The latter two are part of the star-crossed nature of the class: Neither lasted more than a year at Georgia, with Crowell (the SEC freshman of the year in 2011) gone after a gun-possession arrest (later dismissed) the summer of 2012. Marshall, Chris Sanders and Sanford Seay were dismissed following a theft from a teammate’s room in February of 2012. Marshall ended up back at Auburn, where he played quarterback twice against his old team.

A few other Dream Teamers are still waiting on the NFL: Drew, one of the most highly-rated members of the class, spent some time on the Cleveland Browns’ practice squad this season but is currently a free agent. Amarlo Herrera, a sixth-round pick by Indianapolis this year, is on that team’s practice squad.

The Dream Team had some misses: The only quarterback in that class, four-star Christian LeMay, transferred because of playing time and is now the backup at Jacksonville State, an FCS school.

Other players were hit by injury: Receiver Justin Scott-Wesley stopped playing this team because of chronic knee problems.
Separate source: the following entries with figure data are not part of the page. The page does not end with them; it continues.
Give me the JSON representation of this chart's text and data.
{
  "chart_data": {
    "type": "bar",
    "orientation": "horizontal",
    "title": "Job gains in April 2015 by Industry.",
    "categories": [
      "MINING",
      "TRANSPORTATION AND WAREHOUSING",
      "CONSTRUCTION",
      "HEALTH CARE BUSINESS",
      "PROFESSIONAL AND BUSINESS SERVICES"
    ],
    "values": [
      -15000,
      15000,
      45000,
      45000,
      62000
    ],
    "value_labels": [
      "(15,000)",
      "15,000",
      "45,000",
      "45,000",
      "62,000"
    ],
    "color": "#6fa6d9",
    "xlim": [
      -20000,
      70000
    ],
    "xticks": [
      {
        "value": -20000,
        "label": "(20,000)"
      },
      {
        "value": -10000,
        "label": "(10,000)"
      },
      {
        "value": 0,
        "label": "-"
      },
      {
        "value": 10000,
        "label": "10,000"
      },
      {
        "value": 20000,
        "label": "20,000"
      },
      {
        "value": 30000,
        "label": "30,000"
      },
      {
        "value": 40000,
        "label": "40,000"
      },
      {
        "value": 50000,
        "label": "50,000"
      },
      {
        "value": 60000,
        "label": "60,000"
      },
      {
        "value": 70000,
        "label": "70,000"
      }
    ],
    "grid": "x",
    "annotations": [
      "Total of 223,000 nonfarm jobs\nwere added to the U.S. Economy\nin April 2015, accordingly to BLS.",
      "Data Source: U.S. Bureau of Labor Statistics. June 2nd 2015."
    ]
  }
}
But there were some unexpected hits: Andrews, Conley and Wilson – all playing as NFL rookies – were three-star recruits.

“The no-name guys that came out of recruiting, the three stars and stuff like that … it’s those hardworking guys who go through the process and work their tails off for four years and see their dreams come true,” Long said. “It’s great to see.”

It’s a reminder of the inexact science of recruiting. But others, like four-stars Mitchell and Swann, were just as pegged.

Now the Dream Team chapter is officially closing.

“I definitely didn’t feel like I’d be here five years,” Rome said. “You know everybody goes in hoping they’ll only have to do three. Maybe four. But you couldn’t have told me I’d here for five years. But now that I’ve been here for five years I wouldn’t change it.”